The “Austin Powers” star additionally shared that her dad and mom prevented her from accepting a job within the 1988 darkish teen comedy “Heathers” when she was 17.
“My parents vetoed it,” she revealed. Quickly after, she moved out of her dad and mom’ home.
“I kind of became my own person and discovered: ‘What do I like? What do I want when I’m not under this very judgmental, authoritarian, parental, patriarchal structure? What do I want to do? What do I think of this?’” the actress recalled.

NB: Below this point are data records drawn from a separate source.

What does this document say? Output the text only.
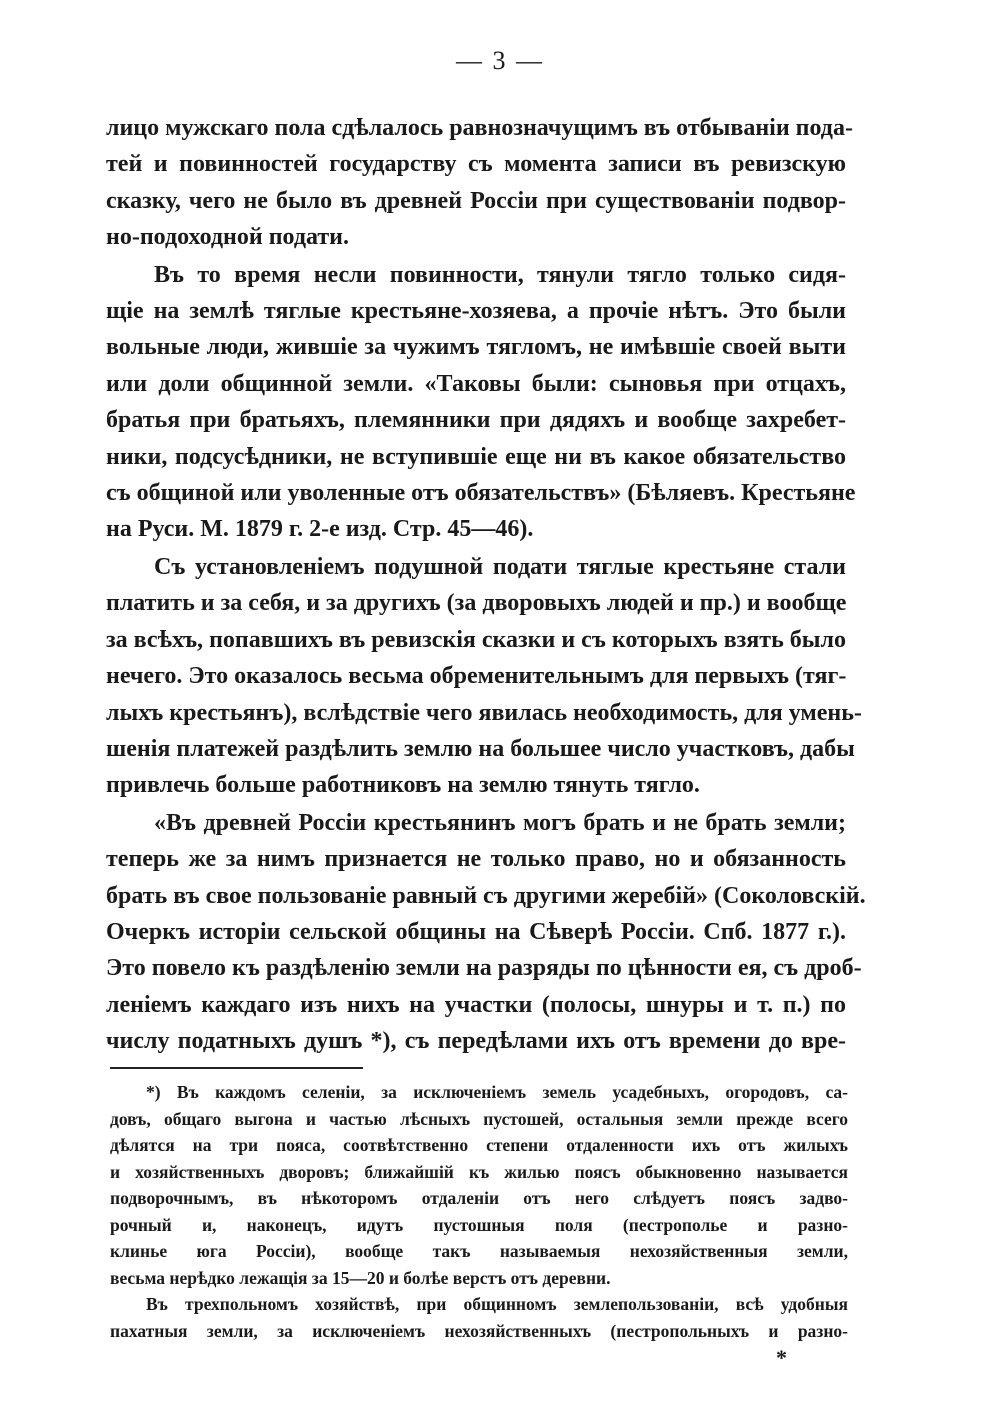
— 3 —
лицо мужскаго пола сдѣлалось равнозначущимъ въ отбываніи пода-
тей и повинностей государству съ момента записи въ ревизскую
сказку, чего не было въ древней Россіи при существованіи подвор-
но-подоходной подати.
Въ то время несли повинности, тянули тягло только сидя-
щіе на землѣ тяглые крестьяне-хозяева, а прочіе нѣтъ. Это были
вольные люди, жившіе за чужимъ тягломъ, не имѣвшіе своей выти
или доли общинной земли. «Таковы были: сыновья при отцахъ,
братья при братьяхъ, племянники при дядяхъ и вообще захребет-
ники, подсусѣдники, не вступившіе еще ни въ какое обязательство
съ общиной или уволенные отъ обязательствъ» (Бѣляевъ. Крестьяне
на Руси. М. 1879 г. 2-е изд. Стр. 45—46).
Съ установленіемъ подушной подати тяглые крестьяне стали
платить и за себя, и за другихъ (за дворовыхъ людей и пр.) и вообще
за всѣхъ, попавшихъ въ ревизскія сказки и съ которыхъ взять было
нечего. Это оказалось весьма обременительнымъ для первыхъ (тяг-
лыхъ крестьянъ), вслѣдствіе чего явилась необходимость, для умень-
шенія платежей раздѣлить землю на большее число участковъ, дабы
привлечь больше работниковъ на землю тянуть тягло.
«Въ древней Россіи крестьянинъ могъ брать и не брать земли;
теперь же за нимъ признается не только право, но и обязанность
брать въ свое пользованіе равный съ другими жеребій» (Соколовскій.
Очеркъ исторіи сельской общины на Сѣверѣ Россіи. Спб. 1877 г.).
Это повело къ раздѣленію земли на разряды по цѣнности ея, съ дроб-
леніемъ каждаго изъ нихъ на участки (полосы, шнуры и т. п.) по
числу податныхъ душъ *), съ передѣлами ихъ отъ времени до вре-
*) Въ каждомъ селеніи, за исключеніемъ земель усадебныхъ, огородовъ, са-
довъ, общаго выгона и частью лѣсныхъ пустошей, остальныя земли прежде всего
дѣлятся на три пояса, соотвѣтственно степени отдаленности ихъ отъ жилыхъ
и хозяйственныхъ дворовъ; ближайшій къ жилью поясъ обыкновенно называется
подворочнымъ, въ нѣкоторомъ отдаленіи отъ него слѣдуетъ поясъ задво-
рочный и, наконецъ, идутъ пустошныя поля (пестрополье и разно-
клинье юга Россіи), вообще такъ называемыя нехозяйственныя земли,
весьма нерѣдко лежащія за 15—20 и болѣе верстъ отъ деревни.
Въ трехпольномъ хозяйствѣ, при общинномъ землепользованіи, всѣ удобныя
пахатныя земли, за исключеніемъ нехозяйственныхъ (пестропольныхъ и разно-
*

“My father’s really religious, and they were, especially my father, very critical of everything I was doing. It didn’t feel like a healthy dynamic,” Graham defined.
“I stopped talking to them and, I have to say, that was a huge relief. I felt like, at that moment, my life opened up with a freedom. I didn’t need to please them.”
Whereas Graham’s household has tried to contact her over time, she doesn’t want to have a relationship with them.
“There was an effort made, but it was always very judgmental, like: ‘Let me give you the number of the priest and you can go to confession,’” Graham defined.
“I just think we’re really different. They have a lot of great qualities – it’s just not a healthy dynamic for me.”